Extended Data Fig. 6: CASP8(C362S) activates the ASC inflammasome in IECs.
From: Caspase-8 is the molecular switch for apoptosis, necroptosis and pyroptosis
a, Immunofluorescence confocal images of CASP8−/− HCT-116 clone 2 overexpressing either human wild-type caspase-8 or CASP8(C360S) together with DsRed–ASC untreated or treated with IDN-6556 (20 µM) and stained for caspase-8 after 24 h. Scale bar, 20 µm. Results are representative of two individual experiments. b, Immunoprecipitation of CASP8−/− HEK293T clone 1 lysates overexpressing either human wild-type caspase-8, CASP8(C360S) or empty vector (−) together with DsRed–ASC untreated or treated with IDN-6556 (20 µM) as indicated. Results are representative of two individual experiments. c, Immunofluorescence confocal images of BMDMs derived from Casp8fl/fl or Casp8C362S/fl mice treated with HTNCre for 24 h and stained with an anti-ASC antibody (top) or measurement of IL-1β levels in the supernatant of BMDMs (bottom; n = 3 biologically independent replicates).
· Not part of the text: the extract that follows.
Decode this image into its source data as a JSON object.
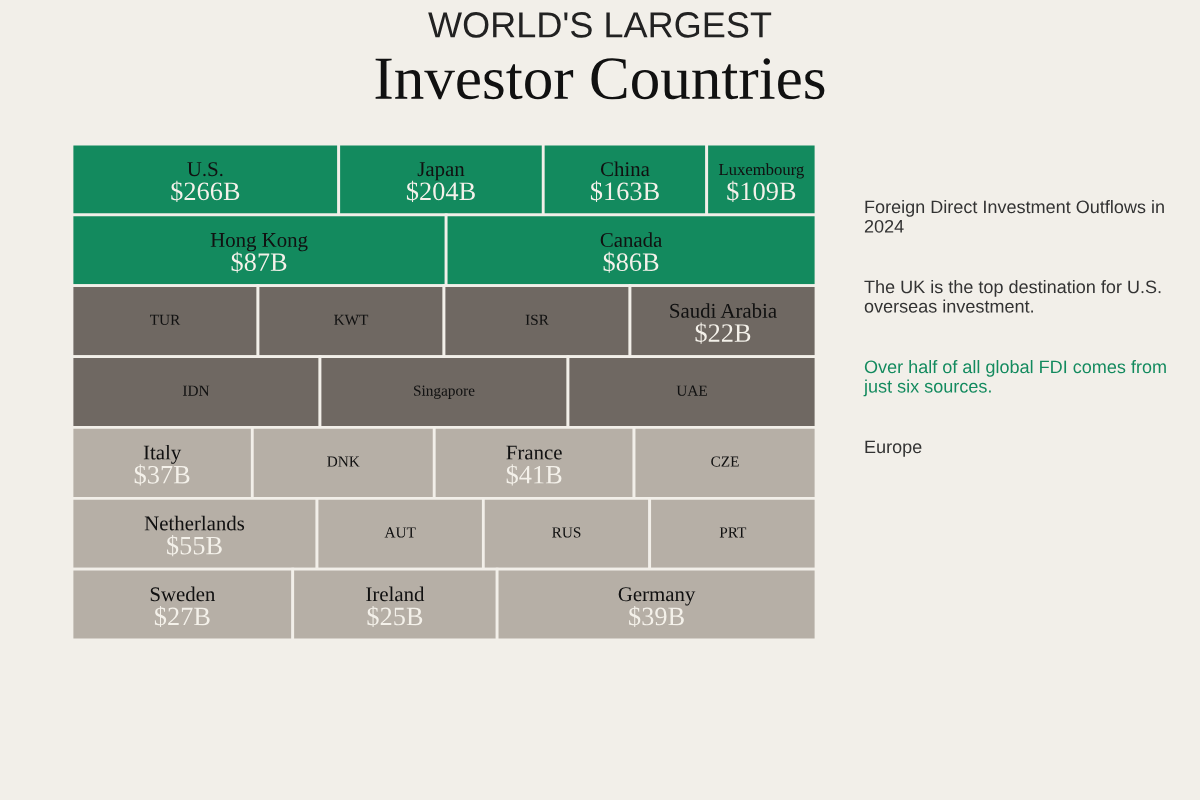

Scale bar, 20 µm. Dots and circles represent individual biological replicates. Data are mean ± s.e.m. One-way ANOVA followed by Sidak’s post-analysis compared to the corresponding untreated value. Results are representative of two individual experiments. d, ASC-speck-positive BMDMs (top; n = 100 of one representative experiment), measurements of IL-1β levels (middle; n = 3 biologically independent replicates) and LDH release (bottom; n = 3 biologically independent replicates) in the supernatants of BMDMs after treatment with LPS (200 ng ml−1), IDN-6556 (20 µM) or both (LPS and IDN-6556) for 24 h. Dots and circles represent individual biological replicates. Data are mean ± s.e.m. One-way ANOVA followed by Sidak’s post-analysis compared to the corresponding untreated value and shown for P > 0.1. Results are representative of two individual experiments.